Membrane lipid layer formation: Linoleic and linolenic acids are essential fatty acids. These form arachidonic, eicosapentaenoic and docosahexaenoic acids. These for membrane lipids.  Membrane lipids are made of polyunsaturated fatty acids. Polyunsaturated fatty acids are important as constituents of the phospholipids, where they appear to confer several important properties to the membranes. One of the most important properties are fluidity and flexibility of the membrane.

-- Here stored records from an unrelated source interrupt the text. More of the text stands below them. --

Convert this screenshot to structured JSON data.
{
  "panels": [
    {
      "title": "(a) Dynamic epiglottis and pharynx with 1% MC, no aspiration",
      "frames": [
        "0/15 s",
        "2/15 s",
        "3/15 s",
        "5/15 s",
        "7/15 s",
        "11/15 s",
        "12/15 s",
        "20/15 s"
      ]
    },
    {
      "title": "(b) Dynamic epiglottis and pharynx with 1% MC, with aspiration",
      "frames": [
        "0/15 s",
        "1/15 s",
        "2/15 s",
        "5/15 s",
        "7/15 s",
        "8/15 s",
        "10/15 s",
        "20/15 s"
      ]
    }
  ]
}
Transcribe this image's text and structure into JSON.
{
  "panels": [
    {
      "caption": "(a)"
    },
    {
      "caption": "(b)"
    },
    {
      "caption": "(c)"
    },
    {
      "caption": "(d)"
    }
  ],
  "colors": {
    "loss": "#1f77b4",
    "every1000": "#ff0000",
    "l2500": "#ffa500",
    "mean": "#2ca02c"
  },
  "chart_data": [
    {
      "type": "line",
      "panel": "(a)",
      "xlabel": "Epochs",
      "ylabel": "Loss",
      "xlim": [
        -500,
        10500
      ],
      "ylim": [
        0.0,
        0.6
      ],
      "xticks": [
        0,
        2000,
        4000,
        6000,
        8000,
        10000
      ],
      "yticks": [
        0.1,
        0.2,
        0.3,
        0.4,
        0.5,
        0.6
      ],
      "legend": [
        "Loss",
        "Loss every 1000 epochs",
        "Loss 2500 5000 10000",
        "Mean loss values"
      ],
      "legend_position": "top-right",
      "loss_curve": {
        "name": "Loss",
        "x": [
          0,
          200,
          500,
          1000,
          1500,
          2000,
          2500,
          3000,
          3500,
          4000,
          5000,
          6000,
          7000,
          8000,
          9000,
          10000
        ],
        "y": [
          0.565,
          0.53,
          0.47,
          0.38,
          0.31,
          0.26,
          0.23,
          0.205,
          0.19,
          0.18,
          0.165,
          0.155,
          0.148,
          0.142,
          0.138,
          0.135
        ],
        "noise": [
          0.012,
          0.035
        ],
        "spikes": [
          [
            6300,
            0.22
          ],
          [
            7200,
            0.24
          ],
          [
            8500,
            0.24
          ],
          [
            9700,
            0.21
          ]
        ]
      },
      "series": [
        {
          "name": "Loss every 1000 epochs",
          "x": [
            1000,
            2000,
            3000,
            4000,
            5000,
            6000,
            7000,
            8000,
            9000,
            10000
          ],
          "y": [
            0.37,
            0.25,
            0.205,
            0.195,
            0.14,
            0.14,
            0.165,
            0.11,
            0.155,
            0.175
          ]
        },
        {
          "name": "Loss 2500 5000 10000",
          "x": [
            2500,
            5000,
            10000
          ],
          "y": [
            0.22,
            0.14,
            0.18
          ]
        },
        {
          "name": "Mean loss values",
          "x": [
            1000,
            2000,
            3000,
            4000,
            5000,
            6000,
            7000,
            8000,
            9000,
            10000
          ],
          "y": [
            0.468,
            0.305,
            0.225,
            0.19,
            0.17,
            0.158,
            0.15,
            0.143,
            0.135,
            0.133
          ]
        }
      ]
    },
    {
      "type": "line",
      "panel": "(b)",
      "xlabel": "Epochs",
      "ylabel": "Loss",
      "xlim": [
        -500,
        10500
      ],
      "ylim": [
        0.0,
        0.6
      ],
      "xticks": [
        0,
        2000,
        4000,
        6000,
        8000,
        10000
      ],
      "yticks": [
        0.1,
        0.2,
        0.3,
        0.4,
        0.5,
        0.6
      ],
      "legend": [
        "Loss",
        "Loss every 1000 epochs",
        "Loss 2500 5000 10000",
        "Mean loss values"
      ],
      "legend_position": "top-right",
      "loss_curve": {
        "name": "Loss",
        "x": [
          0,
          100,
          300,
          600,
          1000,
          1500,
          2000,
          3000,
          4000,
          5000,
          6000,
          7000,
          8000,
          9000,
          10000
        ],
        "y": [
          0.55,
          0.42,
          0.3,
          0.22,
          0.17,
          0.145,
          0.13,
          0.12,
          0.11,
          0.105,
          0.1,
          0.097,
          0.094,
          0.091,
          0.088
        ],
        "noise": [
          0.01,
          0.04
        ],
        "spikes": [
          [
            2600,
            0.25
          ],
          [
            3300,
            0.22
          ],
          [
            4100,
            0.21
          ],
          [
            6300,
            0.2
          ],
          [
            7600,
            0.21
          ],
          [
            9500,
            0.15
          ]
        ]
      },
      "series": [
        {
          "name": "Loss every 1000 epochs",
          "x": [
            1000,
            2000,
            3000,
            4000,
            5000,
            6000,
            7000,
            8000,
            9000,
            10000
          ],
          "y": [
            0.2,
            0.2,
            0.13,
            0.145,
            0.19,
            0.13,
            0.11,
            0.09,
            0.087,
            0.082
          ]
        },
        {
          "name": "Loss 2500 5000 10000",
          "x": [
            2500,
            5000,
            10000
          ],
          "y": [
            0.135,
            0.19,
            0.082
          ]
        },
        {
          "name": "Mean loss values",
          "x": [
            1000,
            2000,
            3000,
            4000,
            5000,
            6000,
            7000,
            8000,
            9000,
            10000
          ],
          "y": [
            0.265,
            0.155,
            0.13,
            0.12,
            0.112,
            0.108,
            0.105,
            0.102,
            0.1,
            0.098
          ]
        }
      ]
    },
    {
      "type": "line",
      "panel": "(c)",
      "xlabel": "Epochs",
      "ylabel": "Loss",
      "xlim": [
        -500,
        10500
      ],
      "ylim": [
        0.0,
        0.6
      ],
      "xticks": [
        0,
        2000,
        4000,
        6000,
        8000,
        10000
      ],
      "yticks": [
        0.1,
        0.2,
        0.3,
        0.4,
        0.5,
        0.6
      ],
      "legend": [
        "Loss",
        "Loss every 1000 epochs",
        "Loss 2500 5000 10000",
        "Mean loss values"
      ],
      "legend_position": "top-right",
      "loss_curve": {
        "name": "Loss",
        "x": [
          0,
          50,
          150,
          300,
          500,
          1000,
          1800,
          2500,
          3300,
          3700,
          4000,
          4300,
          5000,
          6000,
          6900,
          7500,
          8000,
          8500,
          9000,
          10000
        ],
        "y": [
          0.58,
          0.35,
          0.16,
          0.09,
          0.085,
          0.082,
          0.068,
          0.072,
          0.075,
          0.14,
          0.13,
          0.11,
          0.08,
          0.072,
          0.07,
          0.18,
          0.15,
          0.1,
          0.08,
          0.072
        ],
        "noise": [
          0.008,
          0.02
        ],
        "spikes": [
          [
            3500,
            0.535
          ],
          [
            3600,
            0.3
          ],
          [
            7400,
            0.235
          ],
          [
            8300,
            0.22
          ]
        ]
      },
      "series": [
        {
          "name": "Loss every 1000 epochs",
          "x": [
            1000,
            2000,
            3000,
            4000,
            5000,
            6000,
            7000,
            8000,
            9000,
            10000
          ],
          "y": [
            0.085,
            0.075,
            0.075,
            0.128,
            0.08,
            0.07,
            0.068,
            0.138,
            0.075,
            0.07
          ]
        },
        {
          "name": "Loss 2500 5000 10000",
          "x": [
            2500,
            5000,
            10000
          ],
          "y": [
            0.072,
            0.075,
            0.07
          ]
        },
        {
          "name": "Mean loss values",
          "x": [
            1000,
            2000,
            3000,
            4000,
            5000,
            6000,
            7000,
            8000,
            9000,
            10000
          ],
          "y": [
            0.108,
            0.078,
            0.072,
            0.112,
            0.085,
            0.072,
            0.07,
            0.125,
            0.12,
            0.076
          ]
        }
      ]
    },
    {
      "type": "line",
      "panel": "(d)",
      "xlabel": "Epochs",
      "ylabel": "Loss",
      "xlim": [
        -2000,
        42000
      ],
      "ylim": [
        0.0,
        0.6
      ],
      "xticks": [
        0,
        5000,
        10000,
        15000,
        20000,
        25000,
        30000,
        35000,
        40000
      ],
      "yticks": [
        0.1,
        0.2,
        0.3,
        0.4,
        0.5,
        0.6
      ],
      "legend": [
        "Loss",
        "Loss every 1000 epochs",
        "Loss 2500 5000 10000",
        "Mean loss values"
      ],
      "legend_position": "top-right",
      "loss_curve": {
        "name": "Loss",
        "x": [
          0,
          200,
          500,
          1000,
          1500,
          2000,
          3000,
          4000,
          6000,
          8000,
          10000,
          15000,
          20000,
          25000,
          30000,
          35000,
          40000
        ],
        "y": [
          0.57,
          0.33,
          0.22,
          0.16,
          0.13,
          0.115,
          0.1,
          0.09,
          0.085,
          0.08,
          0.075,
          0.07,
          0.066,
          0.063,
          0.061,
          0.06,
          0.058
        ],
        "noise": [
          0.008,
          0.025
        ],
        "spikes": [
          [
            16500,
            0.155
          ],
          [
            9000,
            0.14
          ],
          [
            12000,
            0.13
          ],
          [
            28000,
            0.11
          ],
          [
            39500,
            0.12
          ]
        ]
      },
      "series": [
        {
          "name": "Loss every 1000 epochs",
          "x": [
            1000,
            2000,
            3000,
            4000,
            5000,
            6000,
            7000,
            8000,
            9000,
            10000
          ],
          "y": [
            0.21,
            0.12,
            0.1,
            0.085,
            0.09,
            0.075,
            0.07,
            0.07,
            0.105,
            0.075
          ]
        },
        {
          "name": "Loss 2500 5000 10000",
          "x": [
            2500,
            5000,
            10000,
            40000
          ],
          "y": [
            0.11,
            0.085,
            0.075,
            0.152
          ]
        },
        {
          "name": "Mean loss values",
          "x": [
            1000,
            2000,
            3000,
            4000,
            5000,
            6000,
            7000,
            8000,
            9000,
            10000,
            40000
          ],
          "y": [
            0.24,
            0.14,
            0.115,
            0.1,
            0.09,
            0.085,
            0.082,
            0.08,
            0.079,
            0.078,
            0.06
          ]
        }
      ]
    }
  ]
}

Cholesterol formation: Much of the cholesterol is located in cell membranes. It also occurs in blood in free form as plasma lipoproteins. Lipoproteins are complex aggregates of lipids and proteins that make travel of lipids in a watery or aqueous solution possible and enable their transport throughout the body.  The main groups are classified as chylomicrons (CM), very low density lipoproteins (VLDL), low density lipoproteins (LDL) and high density lipoproteins (HDL), based on the relative densities  Cholesterol maintains the fluidity of membranes by interacting with their complex lipid components, specifically the phospholipids such as phosphatidylcholine and sphingomyelin. Cholesterol also is the precursor of bile acids, vitamin D and steroidal hormones.

Prostaglandin formation and role in inflammation: The essential fatty acids, linoleic and linolenic acids are precursors of many different types of eicosanoids, including the hydroxyeicosatetraenes, prostanoids (prostaglandins, thromboxanes and prostacyclins), leukotrienes (and lipoxins) and resolvins etc. these play an important role in pain, fever, inflammation and blood clotting.